Investor interest in commodities as an asset class in their investment portfolios helped boost commodity prices in December, according to Scotiabank's monthly commodity price index.
The index, which measures the price trends in 32 of Canada's major exports, rose 2.9% in December from November levels, and 20.7% from the cyclical bottom of the index reached last April.
The search for higher returns given near-record low interest rates around the globe pushed investors to look at commodity-related investments last year. Total global commodity assets under management by investors have risen to US$235 billion by late 2009 compared with $6 billion to $10 billion in 2000.
The metals and minerals index rose 2.9% in December as significant gains in base metals, gold and sulphur compensated for slight declines in the price of silver, cobalt, potash and uranium.
Cooper prices rose to US$3.17 per pound from US$3.03 in November and has continued to rise in January to US$3.36, yielding a 62% profit margin over full break-even costs.
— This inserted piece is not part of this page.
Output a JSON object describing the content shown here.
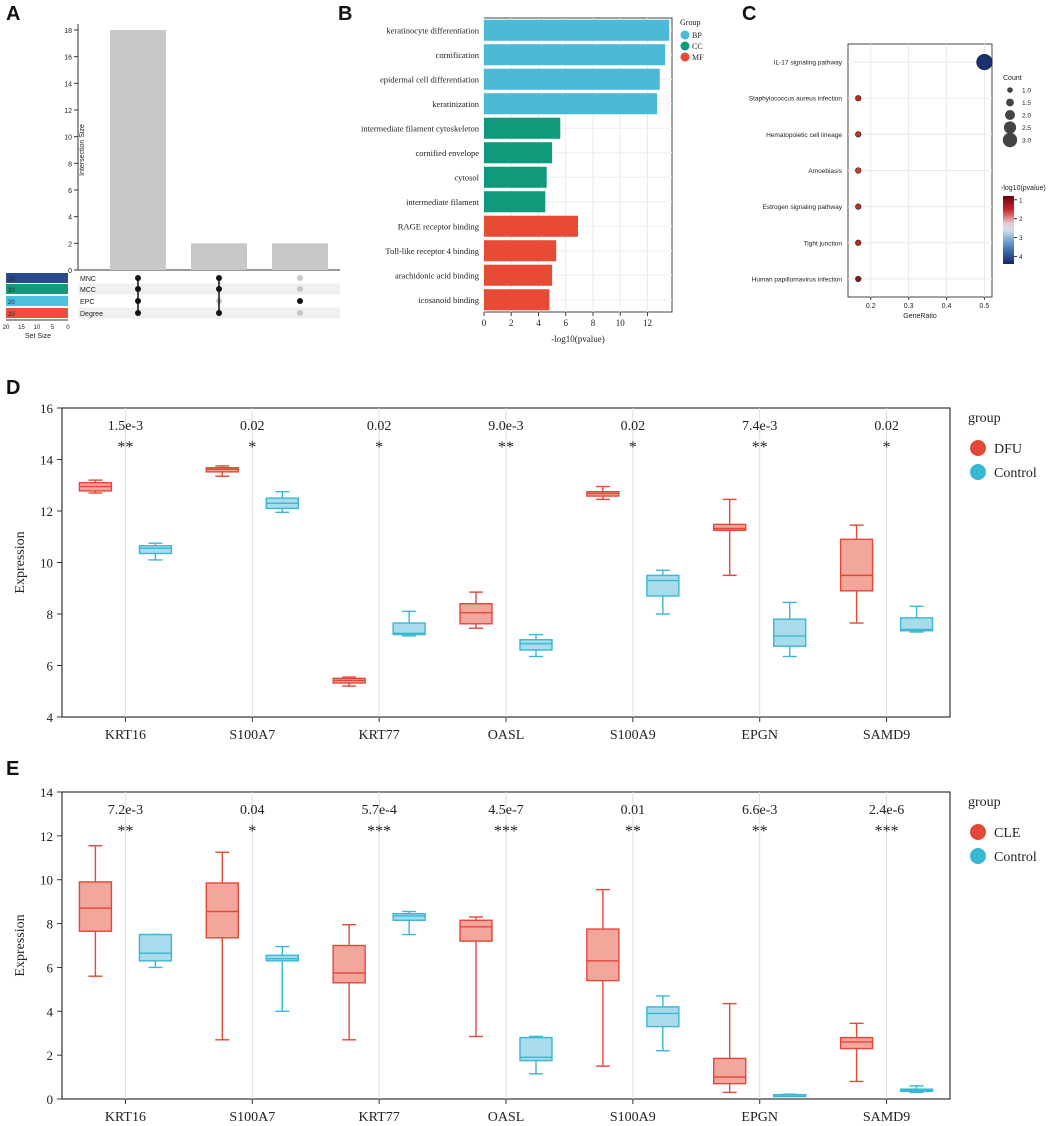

Copper price forecasts have been improving, with the average price rising to between US$3.50 per pound to as high as US$4 per pound by the end of 2011.
Zinc and aluminum prices have also risen along with copper due to investor interest in metals instead of any medium-term demand, the report said.
Gold prices also reached an all-time high in December to US$1,226.56 per ounce in intra-day trading on December 4.